US government scientists have made a breakthrough in the pursuit of limitless, zero-carbon power by achieving a net energy gain in a fusion reaction for the first time, according to three people with knowledge of preliminary results from a recent experiment. Physicists have since the 1950s sought to harness the fusion reaction that powers the sun, but no group had been able to produce more energy from the reaction than it consumes — a milestone known as net energy gain or target gain, which would help prove the process could provide a reliable, abundant alternative to fossil fuels and conventional nuclear energy. The federal Lawrence Livermore National Laboratory in California, which uses a process called inertial confinement fusion that involves bombarding a tiny pellet of hydrogen plasma with the world’s biggest laser, had achieved net energy gain in a fusion experiment in the past two weeks, the people said. Although many scientists believe fusion power stations are still decades away, the technology’s potential is hard to ignore. Fusion reactions emit no carbon, produce no long-lived radioactive waste and a small cup of the hydrogen fuel could theoretically power a house for hundreds of years. The US breakthrough comes as the world wrestles with high energy prices and the need to rapidly move away from burning fossil fuels to stop average global temperatures reaching dangerous levels. Through the Inflation Reduction Act, the administration of president Joe Biden is ploughing almost $370bn into new subsidies for low-carbon energy in an effort to slash emissions and win a global race for next-generation clean tech. The fusion reaction at the US government facility produced about 2.5 megajoules of energy, which was about 120 per cent of the 2.1 megajoules of energy in the lasers, the people with knowledge of the results said, adding that the data was still being analysed.

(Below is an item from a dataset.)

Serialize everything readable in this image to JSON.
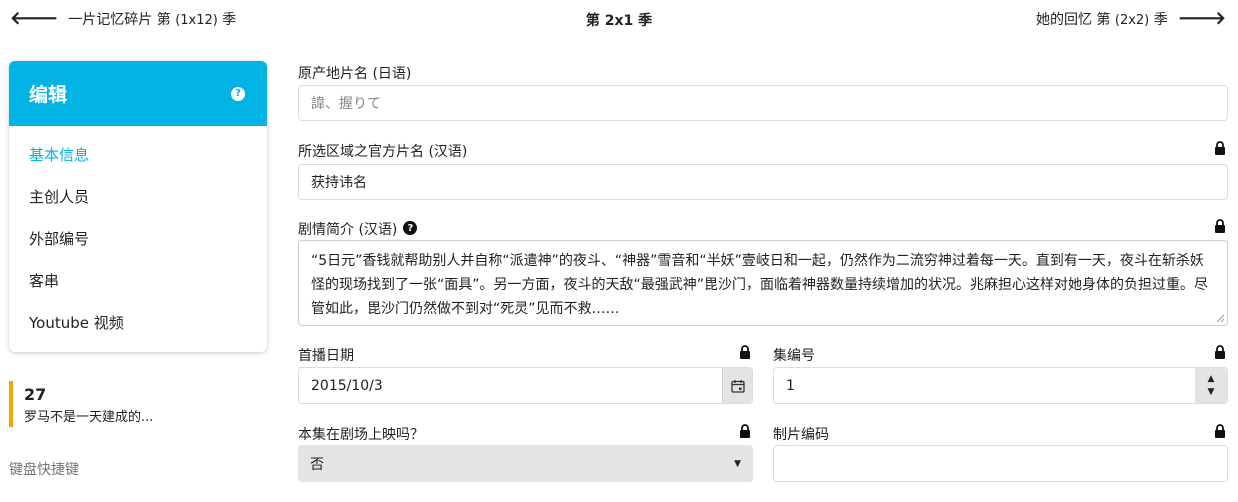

The US department of energy has said energy secretary Jennifer Granholm and under-secretary for nuclear security Jill Hruby will announce “a major scientific breakthrough” at the Lawrence Livermore National Laboratory on Tuesday. The department declined to comment further. The laboratory confirmed that a successful experiment had recently taken place at its National Ignition Facility but said analysis of the results was ongoing. “Initial diagnostic data suggests another successful experiment at the National Ignition Facility. However, the exact yield is still being determined and we can’t confirm that it is over the threshold at this time,” it said. “That analysis is in process, so publishing the information . . . before that process is complete would be inaccurate.” Two of the people with knowledge of the results said the energy output had been greater than expected, which had damaged some diagnostic equipment, complicating the analysis. The breakthrough was already being widely discussed by scientists, the people added. “If this is confirmed, we are witnessing a moment of history,” said Dr Arthur Turrell, a plasma physicist whose book The Star Builders charts the effort to achieve fusion power. “Scientists have struggled to show that fusion can release more energy than is put in since the 1950s, and the researchers at Lawrence Livermore seem to have finally and absolutely smashed this decades-old goal.” The $3.5bn National Ignition Facility was primarily designed to test nuclear weapons by simulating explosions but has since been used to advance fusion energy research. It came the closest in the world to net energy gain last year when it produced 1.37 megajoules from a fusion reaction, which was about 70 per cent of the energy in the lasers on that occasion. At the launch of a new White House fusion power strategy this year, congressman Don Beyer, chair of the bipartisan fusion energy caucus, described the technology as the “holy grail” of clean energy, adding: “Fusion has the potential to lift more citizens of the world out of poverty than anything since the invention of fire.” Most fusion research is focused on a different approach known as magnetic confinement fusion, in which the hydrogen fuel is held in place by powerful magnets and heated to extreme temperatures so the atomic nuclei fuse.
Historically, that science has been done by large publicly funded laboratories, such as the Joint European Torus in Oxford, but in recent years investment has also flooded into private companies promising to deliver fusion power in the 2030s. In the 12 months to the end of June, fusion companies raised $2.83bn in investment, according to the Fusion Industry Association, bringing total private sector investment to date to almost $4.9bn. Nicholas Hawker, chief executive of Oxford-based start-up First Light Fusion, which is developing an approach similar to that used at NIF, described the potential breakthrough as “game-changing”. “It couldn’t be more profound for fusion power.”